Consumers are demanding sites with quick, accurate and secure responses to questions and quotes, with published rates and itemized fees. They want an explanation of the loan programs and details on the loan process. A consumer responding to the survey commented, “I would like the Web site to take all the information needed to complete the process, with the signature being the only exception.” Other consumers stressed the need for phone numbers in case they wanted to speak to someone.
The web is resulting in increased competition. Many of the survey respondents are using the Web to expand their geographical reach and are doing business in areas where they haven’t been able to do business before. Web-based companies are rapidly becoming licensed in additional states in a bid to increase their originations. Several companies responding to the survey stressed the need for a national lending license.
Capturing business on the Internet is difficult, however, and is expected to get even more so as competition intensifies.
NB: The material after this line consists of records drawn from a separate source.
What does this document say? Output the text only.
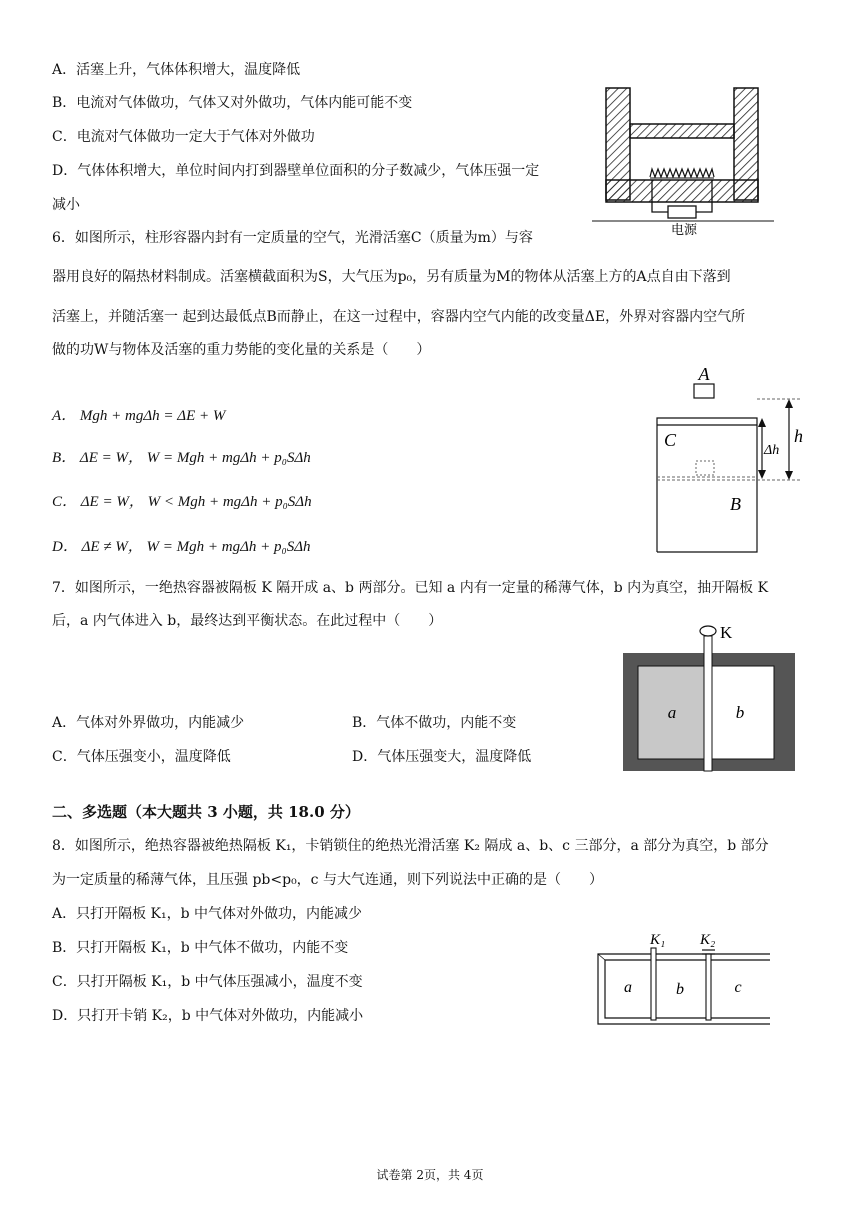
A．活塞上升，气体体积增大，温度降低
B．电流对气体做功，气体又对外做功，气体内能可能不变
C．电流对气体做功一定大于气体对外做功
D．气体体积增大，单位时间内打到器壁单位面积的分子数减少，气体压强一定
减小
电源
6．如图所示，柱形容器内封有一定质量的空气，光滑活塞C（质量为m）与容
器用良好的隔热材料制成。活塞横截面积为S，大气压为p₀，另有质量为M的物体从活塞上方的A点自由下落到
活塞上，并随活塞一 起到达最低点B而静止，在这一过程中，容器内空气内能的改变量ΔE，外界对容器内空气所
做的功W与物体及活塞的重力势能的变化量的关系是（　　）
A． Mgh + mgΔh = ΔE + W
B． ΔE = W， W = Mgh + mgΔh + p₀SΔh
C． ΔE = W， W < Mgh + mgΔh + p₀SΔh
D． ΔE ≠ W， W = Mgh + mgΔh + p₀SΔh
A
C
B
h
Δh
7．如图所示，一绝热容器被隔板 K 隔开成 a、b 两部分。已知 a 内有一定量的稀薄气体，b 内为真空，抽开隔板 K
后，a 内气体进入 b，最终达到平衡状态。在此过程中（　　）
A．气体对外界做功，内能减少	B．气体不做功，内能不变
C．气体压强变小，温度降低	D．气体压强变大，温度降低
K
a	b
二、多选题（本大题共 3 小题，共 18.0 分）
8．如图所示，绝热容器被绝热隔板 K₁，卡销锁住的绝热光滑活塞 K₂ 隔成 a、b、c 三部分，a 部分为真空，b 部分
为一定质量的稀薄气体，且压强 pb<p₀，c 与大气连通，则下列说法中正确的是（　　）
A．只打开隔板 K₁，b 中气体对外做功，内能减少
B．只打开隔板 K₁，b 中气体不做功，内能不变
C．只打开隔板 K₁，b 中气体压强减小，温度不变
D．只打开卡销 K₂，b 中气体对外做功，内能减小
K₁ K₂
a	b	c
试卷第 2页，共 4页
Consumers shop with mouse clicks and exhibit little loyalty. Also, the quality of leads generated over the Internet is of concern. Thirty-seven percent of the companies polled in our survey stated that Internet leads have a much higher fallout rate than loans generated through traditional channels.
Notably, 27 percent of those companies believed that leads taken from the Internet were superior to leads snared by other channels. It is our feeling that perhaps these companies have discovered the right way to approach Internet consumers.